Für die gesamte Wasserbilanz ist außerdem das "virtuelle Wasser" entscheidend: Für Lebensmittel, Kleidung und andere Produkte werden nach Berechnungen zum Wasserfußabdruck rechnerisch rund 7.200 Liter Wasser pro Person und Tag genutzt. Diese Wassermenge umfasst nicht nur den direkten Verbrauch zu Hause, sondern auch Wasser, das bei der Herstellung von Produkten anfällt. Wer saisonal und regional einkauft, Lebensmittelverschwendung vermeidet, weniger Fleisch konsumiert und Kleidung länger nutzt, kann den Wasserfußabdruck deutlich stärker reduzieren, als es allein durch kleine Einsparungen beim direkten Wasserverbrauch möglich wäre.

Wassersparen ohne Verzicht: Was wirklich sinnvoll ist

Wassersparen ist sinnvoll, wenn es darum geht, Verschwendung zu vermeiden. Es sollte aber nicht zulasten von Hygiene oder Gesundheit gehen. Auch Rohrnetze können bei sehr niedrigem Wasserverbrauch und längeren Stillstandzeiten Probleme bekommen. Diese Herausforderungen müssen jedoch die Wasserversorger technisch lösen. Haushalte sollten deshalb nicht absichtlich mehr Wasser verbrauchen (müssen).
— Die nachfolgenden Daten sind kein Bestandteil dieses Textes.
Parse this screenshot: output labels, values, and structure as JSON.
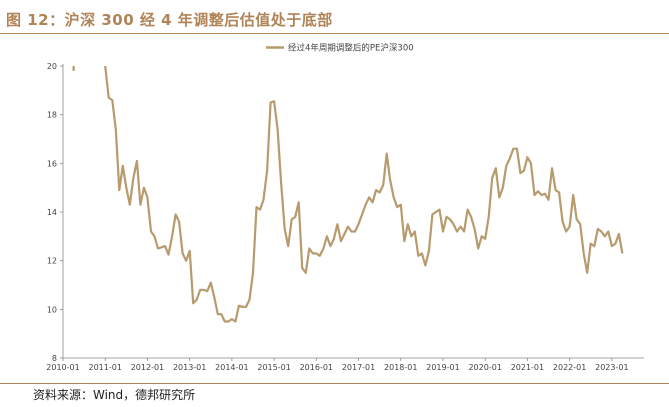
{
  "title": "图 12：沪深 300 经 4 年调整后估值处于底部",
  "source": "资料来源：Wind，德邦研究所",
  "colors": {
    "accent": "#b08457",
    "line": "#b79a6d"
  },
  "chart_data": {
    "type": "line",
    "title": "",
    "xlabel": "",
    "ylabel": "",
    "ylim": [
      8,
      20
    ],
    "yticks": [
      "8",
      "10",
      "12",
      "14",
      "16",
      "18",
      "20"
    ],
    "xticks": [
      "2010-01",
      "2011-01",
      "2012-01",
      "2013-01",
      "2014-01",
      "2015-01",
      "2016-01",
      "2017-01",
      "2018-01",
      "2019-01",
      "2020-01",
      "2021-01",
      "2022-01",
      "2023-01"
    ],
    "grid": false,
    "legend": "top-center",
    "series": [
      {
        "name": "经过4年周期调整后的PE沪深300",
        "points": [
          [
            "2010-04",
            19.8
          ],
          [
            "2010-04",
            20.0
          ],
          [
            "2011-01",
            20.0
          ],
          [
            "2011-02",
            18.7
          ],
          [
            "2011-03",
            18.6
          ],
          [
            "2011-04",
            17.4
          ],
          [
            "2011-05",
            14.9
          ],
          [
            "2011-06",
            15.9
          ],
          [
            "2011-07",
            15.0
          ],
          [
            "2011-08",
            14.3
          ],
          [
            "2011-09",
            15.4
          ],
          [
            "2011-10",
            16.1
          ],
          [
            "2011-11",
            14.3
          ],
          [
            "2011-12",
            15.0
          ],
          [
            "2012-01",
            14.6
          ],
          [
            "2012-02",
            13.2
          ],
          [
            "2012-03",
            13.0
          ],
          [
            "2012-04",
            12.5
          ],
          [
            "2012-05",
            12.55
          ],
          [
            "2012-06",
            12.6
          ],
          [
            "2012-07",
            12.25
          ],
          [
            "2012-08",
            13.0
          ],
          [
            "2012-09",
            13.9
          ],
          [
            "2012-10",
            13.6
          ],
          [
            "2012-11",
            12.3
          ],
          [
            "2012-12",
            12.0
          ],
          [
            "2013-01",
            12.4
          ],
          [
            "2013-02",
            10.25
          ],
          [
            "2013-03",
            10.4
          ],
          [
            "2013-04",
            10.8
          ],
          [
            "2013-05",
            10.8
          ],
          [
            "2013-06",
            10.75
          ],
          [
            "2013-07",
            11.1
          ],
          [
            "2013-08",
            10.5
          ],
          [
            "2013-09",
            9.8
          ],
          [
            "2013-10",
            9.8
          ],
          [
            "2013-11",
            9.5
          ],
          [
            "2013-12",
            9.5
          ],
          [
            "2014-01",
            9.6
          ],
          [
            "2014-02",
            9.5
          ],
          [
            "2014-03",
            10.15
          ],
          [
            "2014-04",
            10.1
          ],
          [
            "2014-05",
            10.1
          ],
          [
            "2014-06",
            10.4
          ],
          [
            "2014-07",
            11.5
          ],
          [
            "2014-08",
            14.2
          ],
          [
            "2014-09",
            14.1
          ],
          [
            "2014-10",
            14.5
          ],
          [
            "2014-11",
            15.7
          ],
          [
            "2014-12",
            18.5
          ],
          [
            "2015-01",
            18.55
          ],
          [
            "2015-02",
            17.4
          ],
          [
            "2015-03",
            15.2
          ],
          [
            "2015-04",
            13.3
          ],
          [
            "2015-05",
            12.6
          ],
          [
            "2015-06",
            13.7
          ],
          [
            "2015-07",
            13.8
          ],
          [
            "2015-08",
            14.4
          ],
          [
            "2015-09",
            11.7
          ],
          [
            "2015-10",
            11.5
          ],
          [
            "2015-11",
            12.5
          ],
          [
            "2015-12",
            12.3
          ],
          [
            "2016-01",
            12.3
          ],
          [
            "2016-02",
            12.2
          ],
          [
            "2016-03",
            12.5
          ],
          [
            "2016-04",
            13.0
          ],
          [
            "2016-05",
            12.6
          ],
          [
            "2016-06",
            12.9
          ],
          [
            "2016-07",
            13.5
          ],
          [
            "2016-08",
            12.8
          ],
          [
            "2016-09",
            13.1
          ],
          [
            "2016-10",
            13.4
          ],
          [
            "2016-11",
            13.2
          ],
          [
            "2016-12",
            13.2
          ],
          [
            "2017-01",
            13.5
          ],
          [
            "2017-02",
            13.9
          ],
          [
            "2017-03",
            14.3
          ],
          [
            "2017-04",
            14.6
          ],
          [
            "2017-05",
            14.4
          ],
          [
            "2017-06",
            14.9
          ],
          [
            "2017-07",
            14.8
          ],
          [
            "2017-08",
            15.1
          ],
          [
            "2017-09",
            16.4
          ],
          [
            "2017-10",
            15.3
          ],
          [
            "2017-11",
            14.6
          ],
          [
            "2017-12",
            14.2
          ],
          [
            "2018-01",
            14.3
          ],
          [
            "2018-02",
            12.8
          ],
          [
            "2018-03",
            13.5
          ],
          [
            "2018-04",
            13.0
          ],
          [
            "2018-05",
            13.2
          ],
          [
            "2018-06",
            12.2
          ],
          [
            "2018-07",
            12.3
          ],
          [
            "2018-08",
            11.8
          ],
          [
            "2018-09",
            12.4
          ],
          [
            "2018-10",
            13.9
          ],
          [
            "2018-11",
            14.0
          ],
          [
            "2018-12",
            14.1
          ],
          [
            "2019-01",
            13.2
          ],
          [
            "2019-02",
            13.8
          ],
          [
            "2019-03",
            13.7
          ],
          [
            "2019-04",
            13.5
          ],
          [
            "2019-05",
            13.2
          ],
          [
            "2019-06",
            13.4
          ],
          [
            "2019-07",
            13.2
          ],
          [
            "2019-08",
            14.1
          ],
          [
            "2019-09",
            13.8
          ],
          [
            "2019-10",
            13.3
          ],
          [
            "2019-11",
            12.5
          ],
          [
            "2019-12",
            13.0
          ],
          [
            "2020-01",
            12.9
          ],
          [
            "2020-02",
            13.8
          ],
          [
            "2020-03",
            15.4
          ],
          [
            "2020-04",
            15.8
          ],
          [
            "2020-05",
            14.6
          ],
          [
            "2020-06",
            15.0
          ],
          [
            "2020-07",
            15.9
          ],
          [
            "2020-08",
            16.2
          ],
          [
            "2020-09",
            16.6
          ],
          [
            "2020-10",
            16.6
          ],
          [
            "2020-11",
            15.6
          ],
          [
            "2020-12",
            15.7
          ],
          [
            "2021-01",
            16.25
          ],
          [
            "2021-02",
            16.0
          ],
          [
            "2021-03",
            14.7
          ],
          [
            "2021-04",
            14.85
          ],
          [
            "2021-05",
            14.7
          ],
          [
            "2021-06",
            14.75
          ],
          [
            "2021-07",
            14.5
          ],
          [
            "2021-08",
            15.8
          ],
          [
            "2021-09",
            14.9
          ],
          [
            "2021-10",
            14.8
          ],
          [
            "2021-11",
            13.6
          ],
          [
            "2021-12",
            13.2
          ],
          [
            "2022-01",
            13.4
          ],
          [
            "2022-02",
            14.7
          ],
          [
            "2022-03",
            13.7
          ],
          [
            "2022-04",
            13.5
          ],
          [
            "2022-05",
            12.3
          ],
          [
            "2022-06",
            11.5
          ],
          [
            "2022-07",
            12.7
          ],
          [
            "2022-08",
            12.6
          ],
          [
            "2022-09",
            13.3
          ],
          [
            "2022-10",
            13.2
          ],
          [
            "2022-11",
            13.0
          ],
          [
            "2022-12",
            13.2
          ],
          [
            "2023-01",
            12.6
          ],
          [
            "2023-02",
            12.7
          ],
          [
            "2023-03",
            13.1
          ],
          [
            "2023-04",
            12.3
          ]
        ]
      }
    ]
  }
}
Der sinnvolle Ansatz lautet: Wasser bewusst nutzen, Warmwasser sparen, Regenwasser zum Gießen nutzen und beim Einkauf den virtuellen Wasserverbrauch mitdenken.

Dieser Artikel ist erstmals am 16.07.2026 auf BR24 erschienen. Das Thema ist weiterhin aktuell. Daher haben wir diesen Artikel erneut publiziert.